El evento era impecable.
Cámaras. Luces. Flashes.
El salón del hotel más lujoso de la ciudad brillaba con la presencia de los hombres más poderosos del país. Políticos, empresarios, inversionistas, todos con copas de champán en mano, intercambiando promesas envueltas en sonrisas calculadas.
Y en el centro de todo, el candidato presidencial más joven del momento.
Rafael Altamirano. A su lado, su esposa: Esmeralda Landeros. La pareja perfecta.
O al menos, eso era lo que el mundo creía.
—Su esposa se ve radiante esta noche, señor Altamirano —comentó un empresario con aire complaciente.
—Siempre lo es —respondió Rafael con naturalidad, deslizando su mano a la cintura de Esmeralda con una posesión ensayada.
Ella sostuvo la sonrisa impecable, la que llevaba meses perfeccionando. Sin embargo, cada vez que él la tocaba en público, sentía que su piel se erizaba con un rechazo instintivo.
Pero nadie notaba nada.
Nadie veía lo que ocurría en la intimidad de su matrimonio.
—Un brindis por el próximo presidente —dijo otro hombre, alzando su copa.
Esmeralda alzó la suya también, con elegancia.
—Por el futuro —murmuró con una dulzura que no sentía.
Por un instante, sus ojos se cruzaron con los de Rafael. No había calidez ahí. No había afecto. Solo esa mirada afilada con la que él parecía escanearlo todo, como si siempre estuviera calculando la jugada perfecta.
Pero su momentáneo enfrentamiento silencioso se rompió cuando el presentador del evento subió al escenario.
—Y ahora, unas palabras de la futura primera dama, Esmeralda Landeros de Altamirano.

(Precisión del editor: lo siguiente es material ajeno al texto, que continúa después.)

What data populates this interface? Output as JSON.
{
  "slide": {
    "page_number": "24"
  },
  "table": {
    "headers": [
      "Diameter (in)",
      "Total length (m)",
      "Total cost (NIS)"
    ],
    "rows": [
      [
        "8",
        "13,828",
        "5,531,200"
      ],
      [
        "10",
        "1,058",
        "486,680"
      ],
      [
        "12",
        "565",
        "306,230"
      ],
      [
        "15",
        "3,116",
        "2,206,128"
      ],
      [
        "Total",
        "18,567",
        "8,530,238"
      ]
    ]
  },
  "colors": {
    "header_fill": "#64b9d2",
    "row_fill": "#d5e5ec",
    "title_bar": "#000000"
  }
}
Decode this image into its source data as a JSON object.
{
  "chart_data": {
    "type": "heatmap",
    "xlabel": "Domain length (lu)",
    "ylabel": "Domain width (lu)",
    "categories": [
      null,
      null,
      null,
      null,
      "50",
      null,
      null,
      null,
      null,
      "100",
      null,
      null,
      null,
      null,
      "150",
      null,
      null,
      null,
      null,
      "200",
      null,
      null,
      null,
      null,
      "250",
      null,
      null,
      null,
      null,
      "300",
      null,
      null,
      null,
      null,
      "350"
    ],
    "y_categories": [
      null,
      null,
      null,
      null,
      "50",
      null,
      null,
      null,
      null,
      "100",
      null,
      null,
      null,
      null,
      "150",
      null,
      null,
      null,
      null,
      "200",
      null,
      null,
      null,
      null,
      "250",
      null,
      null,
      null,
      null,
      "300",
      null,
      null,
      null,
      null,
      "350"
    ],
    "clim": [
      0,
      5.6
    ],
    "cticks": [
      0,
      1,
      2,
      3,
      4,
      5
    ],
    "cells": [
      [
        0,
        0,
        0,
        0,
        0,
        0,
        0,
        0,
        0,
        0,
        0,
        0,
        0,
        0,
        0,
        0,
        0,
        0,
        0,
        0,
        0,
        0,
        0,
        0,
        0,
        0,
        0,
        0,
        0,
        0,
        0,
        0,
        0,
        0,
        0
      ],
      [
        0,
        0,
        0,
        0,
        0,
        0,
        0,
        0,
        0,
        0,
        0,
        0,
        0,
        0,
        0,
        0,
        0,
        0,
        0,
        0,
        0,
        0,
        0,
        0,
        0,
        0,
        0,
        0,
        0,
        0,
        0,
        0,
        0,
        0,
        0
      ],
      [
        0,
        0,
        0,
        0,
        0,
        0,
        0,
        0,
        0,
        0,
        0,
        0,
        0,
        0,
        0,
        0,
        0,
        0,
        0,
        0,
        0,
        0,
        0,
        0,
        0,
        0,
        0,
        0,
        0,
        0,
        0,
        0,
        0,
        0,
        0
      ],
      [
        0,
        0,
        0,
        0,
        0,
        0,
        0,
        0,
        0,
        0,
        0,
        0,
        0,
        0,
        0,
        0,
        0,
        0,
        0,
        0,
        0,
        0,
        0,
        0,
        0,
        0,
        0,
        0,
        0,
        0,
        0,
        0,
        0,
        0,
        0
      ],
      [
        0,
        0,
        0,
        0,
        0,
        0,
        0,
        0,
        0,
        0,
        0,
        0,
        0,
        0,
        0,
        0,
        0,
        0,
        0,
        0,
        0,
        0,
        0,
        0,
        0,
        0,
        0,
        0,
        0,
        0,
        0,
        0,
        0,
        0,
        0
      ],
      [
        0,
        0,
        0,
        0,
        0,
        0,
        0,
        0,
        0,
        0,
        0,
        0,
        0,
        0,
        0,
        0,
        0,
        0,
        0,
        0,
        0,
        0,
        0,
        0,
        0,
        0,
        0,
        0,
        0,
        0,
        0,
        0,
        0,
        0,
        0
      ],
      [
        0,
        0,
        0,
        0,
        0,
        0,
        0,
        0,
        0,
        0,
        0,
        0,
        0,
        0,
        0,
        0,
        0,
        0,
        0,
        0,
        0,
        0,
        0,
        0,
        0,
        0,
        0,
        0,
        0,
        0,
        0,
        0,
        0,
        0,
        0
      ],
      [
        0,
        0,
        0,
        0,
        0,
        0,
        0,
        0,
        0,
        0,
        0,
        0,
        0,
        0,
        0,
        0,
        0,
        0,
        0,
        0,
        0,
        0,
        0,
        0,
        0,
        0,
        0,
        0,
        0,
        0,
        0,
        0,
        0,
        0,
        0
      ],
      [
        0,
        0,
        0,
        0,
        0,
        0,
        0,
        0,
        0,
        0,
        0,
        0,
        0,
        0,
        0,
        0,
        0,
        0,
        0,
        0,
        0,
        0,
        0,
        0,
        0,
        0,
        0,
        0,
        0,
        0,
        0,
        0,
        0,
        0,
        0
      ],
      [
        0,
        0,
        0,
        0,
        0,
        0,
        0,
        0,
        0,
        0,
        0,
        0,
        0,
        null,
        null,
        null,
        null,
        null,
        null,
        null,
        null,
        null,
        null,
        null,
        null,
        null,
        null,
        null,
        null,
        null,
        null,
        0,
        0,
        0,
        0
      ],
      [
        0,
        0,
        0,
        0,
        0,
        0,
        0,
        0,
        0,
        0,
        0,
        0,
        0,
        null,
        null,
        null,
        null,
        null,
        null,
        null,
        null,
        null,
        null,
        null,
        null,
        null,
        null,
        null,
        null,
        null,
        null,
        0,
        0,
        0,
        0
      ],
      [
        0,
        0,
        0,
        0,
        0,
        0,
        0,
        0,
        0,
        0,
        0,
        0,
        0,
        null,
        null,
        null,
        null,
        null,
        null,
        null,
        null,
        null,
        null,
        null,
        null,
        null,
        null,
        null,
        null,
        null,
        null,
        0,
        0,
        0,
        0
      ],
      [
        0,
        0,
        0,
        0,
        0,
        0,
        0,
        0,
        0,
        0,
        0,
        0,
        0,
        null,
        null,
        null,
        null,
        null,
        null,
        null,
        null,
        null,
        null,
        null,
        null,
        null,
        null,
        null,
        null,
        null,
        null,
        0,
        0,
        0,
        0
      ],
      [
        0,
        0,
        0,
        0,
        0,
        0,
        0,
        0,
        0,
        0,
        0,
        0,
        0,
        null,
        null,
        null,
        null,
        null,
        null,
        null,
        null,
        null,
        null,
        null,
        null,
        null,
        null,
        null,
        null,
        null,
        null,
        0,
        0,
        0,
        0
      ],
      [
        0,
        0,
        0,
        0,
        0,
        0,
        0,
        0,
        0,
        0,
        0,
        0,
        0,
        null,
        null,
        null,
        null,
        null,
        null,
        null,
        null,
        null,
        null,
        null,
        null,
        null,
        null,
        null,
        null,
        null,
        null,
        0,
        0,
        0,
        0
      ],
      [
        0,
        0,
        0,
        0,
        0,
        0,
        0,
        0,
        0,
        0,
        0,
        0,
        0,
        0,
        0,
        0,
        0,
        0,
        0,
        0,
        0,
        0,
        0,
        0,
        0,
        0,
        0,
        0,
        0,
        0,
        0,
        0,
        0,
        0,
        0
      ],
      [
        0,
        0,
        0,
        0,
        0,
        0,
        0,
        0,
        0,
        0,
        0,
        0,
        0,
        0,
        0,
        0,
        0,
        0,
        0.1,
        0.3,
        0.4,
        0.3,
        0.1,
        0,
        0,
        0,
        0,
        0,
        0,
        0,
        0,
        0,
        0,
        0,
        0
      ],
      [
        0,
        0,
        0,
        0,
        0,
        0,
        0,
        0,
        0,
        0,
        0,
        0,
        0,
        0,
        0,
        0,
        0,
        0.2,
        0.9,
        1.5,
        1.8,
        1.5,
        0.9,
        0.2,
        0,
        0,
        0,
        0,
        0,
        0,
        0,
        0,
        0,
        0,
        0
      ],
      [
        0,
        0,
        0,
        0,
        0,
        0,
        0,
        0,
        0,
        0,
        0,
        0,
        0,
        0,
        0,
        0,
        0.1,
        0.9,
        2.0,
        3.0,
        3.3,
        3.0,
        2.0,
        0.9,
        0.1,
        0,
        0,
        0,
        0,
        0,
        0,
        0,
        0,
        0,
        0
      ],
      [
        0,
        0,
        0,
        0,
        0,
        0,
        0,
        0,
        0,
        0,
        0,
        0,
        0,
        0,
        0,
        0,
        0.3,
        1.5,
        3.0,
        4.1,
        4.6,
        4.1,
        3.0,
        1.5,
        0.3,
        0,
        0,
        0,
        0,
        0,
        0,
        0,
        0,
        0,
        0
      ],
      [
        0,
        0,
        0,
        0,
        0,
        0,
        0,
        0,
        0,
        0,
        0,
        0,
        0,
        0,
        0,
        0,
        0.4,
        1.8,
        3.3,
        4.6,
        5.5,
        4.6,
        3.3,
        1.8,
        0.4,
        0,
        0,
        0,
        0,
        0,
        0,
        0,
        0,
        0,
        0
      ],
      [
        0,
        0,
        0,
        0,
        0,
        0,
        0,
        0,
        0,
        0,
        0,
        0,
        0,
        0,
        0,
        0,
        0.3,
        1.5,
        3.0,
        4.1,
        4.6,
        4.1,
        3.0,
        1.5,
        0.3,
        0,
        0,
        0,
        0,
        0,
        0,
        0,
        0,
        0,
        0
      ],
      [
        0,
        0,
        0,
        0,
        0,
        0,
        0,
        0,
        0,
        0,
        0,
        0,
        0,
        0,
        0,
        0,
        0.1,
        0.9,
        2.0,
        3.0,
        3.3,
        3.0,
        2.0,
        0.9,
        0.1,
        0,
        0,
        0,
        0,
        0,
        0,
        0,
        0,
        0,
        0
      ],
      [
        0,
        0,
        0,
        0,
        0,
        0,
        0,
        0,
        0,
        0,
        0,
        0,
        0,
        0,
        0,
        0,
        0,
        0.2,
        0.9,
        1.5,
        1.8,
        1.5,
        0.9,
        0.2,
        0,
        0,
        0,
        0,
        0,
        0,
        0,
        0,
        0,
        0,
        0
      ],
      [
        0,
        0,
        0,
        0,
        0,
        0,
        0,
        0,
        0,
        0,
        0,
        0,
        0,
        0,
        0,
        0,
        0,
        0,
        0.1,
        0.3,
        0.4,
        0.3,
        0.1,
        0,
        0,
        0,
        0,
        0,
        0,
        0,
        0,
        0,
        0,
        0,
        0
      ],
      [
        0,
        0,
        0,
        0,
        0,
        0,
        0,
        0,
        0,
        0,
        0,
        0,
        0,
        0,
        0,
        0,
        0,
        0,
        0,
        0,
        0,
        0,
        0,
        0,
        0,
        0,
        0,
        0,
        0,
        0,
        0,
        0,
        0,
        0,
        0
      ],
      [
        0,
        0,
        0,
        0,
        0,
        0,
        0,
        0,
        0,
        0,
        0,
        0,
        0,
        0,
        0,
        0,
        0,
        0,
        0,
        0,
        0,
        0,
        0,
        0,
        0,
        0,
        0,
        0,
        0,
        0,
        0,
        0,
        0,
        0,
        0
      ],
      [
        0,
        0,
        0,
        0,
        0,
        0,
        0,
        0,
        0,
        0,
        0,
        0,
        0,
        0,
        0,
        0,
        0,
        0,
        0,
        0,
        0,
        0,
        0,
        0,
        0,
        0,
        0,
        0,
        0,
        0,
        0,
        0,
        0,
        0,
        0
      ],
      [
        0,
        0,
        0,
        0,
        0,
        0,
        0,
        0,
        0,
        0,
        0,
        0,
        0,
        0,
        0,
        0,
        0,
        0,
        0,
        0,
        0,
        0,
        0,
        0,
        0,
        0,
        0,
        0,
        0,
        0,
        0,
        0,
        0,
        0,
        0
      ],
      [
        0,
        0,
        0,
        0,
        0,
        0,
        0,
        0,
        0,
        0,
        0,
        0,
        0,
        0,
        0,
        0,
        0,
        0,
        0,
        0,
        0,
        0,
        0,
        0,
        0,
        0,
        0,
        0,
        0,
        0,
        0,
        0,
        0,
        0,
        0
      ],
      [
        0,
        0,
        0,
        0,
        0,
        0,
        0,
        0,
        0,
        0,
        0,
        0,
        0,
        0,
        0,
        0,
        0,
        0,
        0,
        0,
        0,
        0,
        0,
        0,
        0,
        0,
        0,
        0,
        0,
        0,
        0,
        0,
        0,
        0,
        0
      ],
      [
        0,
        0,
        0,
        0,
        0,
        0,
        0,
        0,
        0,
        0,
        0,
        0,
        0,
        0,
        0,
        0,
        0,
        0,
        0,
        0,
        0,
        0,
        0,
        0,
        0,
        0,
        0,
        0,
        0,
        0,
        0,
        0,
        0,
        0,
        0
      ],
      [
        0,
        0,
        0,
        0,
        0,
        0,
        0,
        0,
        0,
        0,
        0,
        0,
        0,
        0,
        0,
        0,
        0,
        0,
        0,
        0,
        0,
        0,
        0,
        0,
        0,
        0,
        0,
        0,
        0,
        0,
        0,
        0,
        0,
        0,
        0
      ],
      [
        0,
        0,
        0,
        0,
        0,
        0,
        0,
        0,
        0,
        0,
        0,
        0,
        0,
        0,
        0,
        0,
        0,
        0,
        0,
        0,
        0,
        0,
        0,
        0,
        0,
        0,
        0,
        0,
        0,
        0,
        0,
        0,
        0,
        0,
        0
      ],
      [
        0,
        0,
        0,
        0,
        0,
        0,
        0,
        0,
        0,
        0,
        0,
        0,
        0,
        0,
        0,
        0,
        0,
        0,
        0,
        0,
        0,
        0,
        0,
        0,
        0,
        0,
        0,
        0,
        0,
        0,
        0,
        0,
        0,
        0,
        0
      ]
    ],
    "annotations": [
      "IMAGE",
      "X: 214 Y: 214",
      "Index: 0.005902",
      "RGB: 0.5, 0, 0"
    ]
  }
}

El impacto fue instantáneo. Ella no estaba preparada para esto. No estaba en el programa. Se giró hacia Rafael, esperando que le dijera que no era necesario, que la excusara.
Pero él solo sonrió. Claro. Lo había permitido.
El equipo de campaña había decidido que era hora de proyectar la imagen de una esposa fuerte, involucrada.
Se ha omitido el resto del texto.